Weight control would seem to be a simple matter of calories in/calories out. Burn more calories than you consume, and your body will adapt by burning fat. The pounds will drop away and you can buy new clothes, and stand a better shot at rewards ranging from getting promoted to getting a date. It seems an ineluctable law of physics, a Biggest Loser calculus relentlessly drummed into our brains by the American media. Hence the suspicion that dogs the obese marathon runner Mirna Valerio: If she runs so much, how can she still be fat?
“If controlling obesity were a simple matter of calories in and calories out,” says endocrinologist and researcher Dr. David Ludwig MD, PhD “I would be out of a job.”

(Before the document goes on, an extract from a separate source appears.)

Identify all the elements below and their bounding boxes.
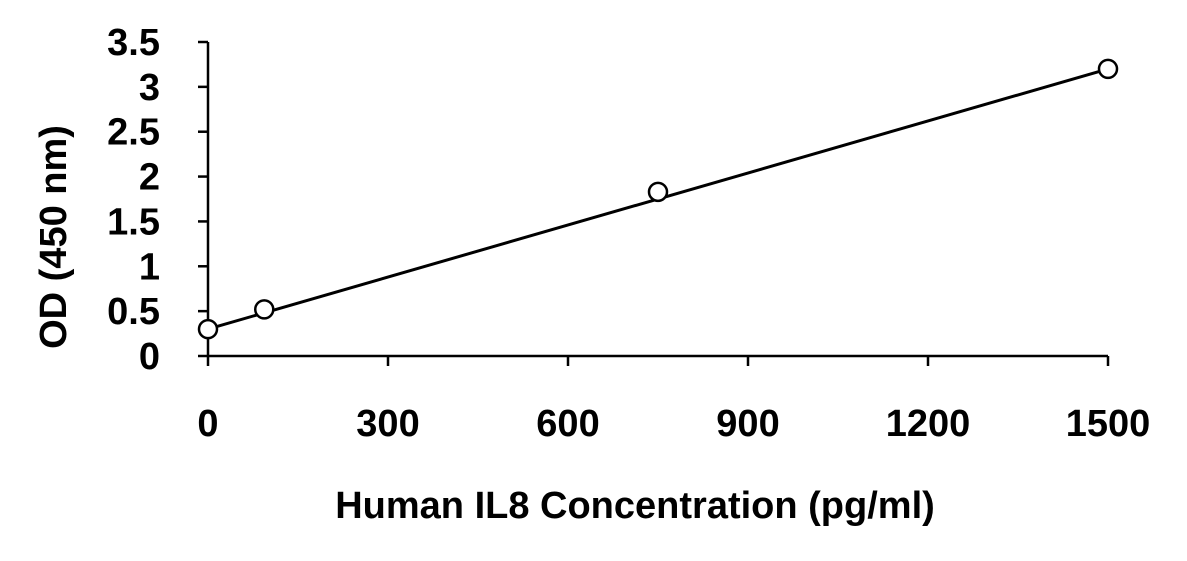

“The calories-in/calories-out idea is ridiculously simplistic,” says Canadian obesity specialist Dr. Yoni Freedhoff MD, CCFP. “It's like a financial adviser telling an investor to buy low and sell high.”
Dr. Ludwig explains that weight loss, gain, and control are complex biological processes. “It's a combination of genetic, behavioral, environmental, and psychological factors, and varies tremendously from individual to individual,” he says. “In many ways, obesity is similar to complex diseases such as cancer.”
Dr. Steven Blair, P.E.D., the lead author of the Cooper Clinic studies who is now a professor in the Arnold School of Public Health at the University of South Carolina, agrees. "If you fashioned a hypothetical world in which every person ran 10 miles a day and subsisted on the same daily ration of carrots, you would still have a full range of body types, from svelte to stout.”
“Imagine our bodies as cars,” Dr. Freedhoff says. “They come out of the factory with various fuel efficiencies—an SUV's is always going to be different than a sub-compact's. How you drive definitely affects mileage, but the SUV is never going to burn less fuel than the subcompact.
“Well, just like cars, our bodies are all wired with their own distinctive genetic makeups. We can modify our BMI through exercise and diet, but only to an extent. Some of us are subcompacts, others are SUVs, and one type isn't inherently ‘better’ than another. We can be healthy and happy no matter how much we weigh.”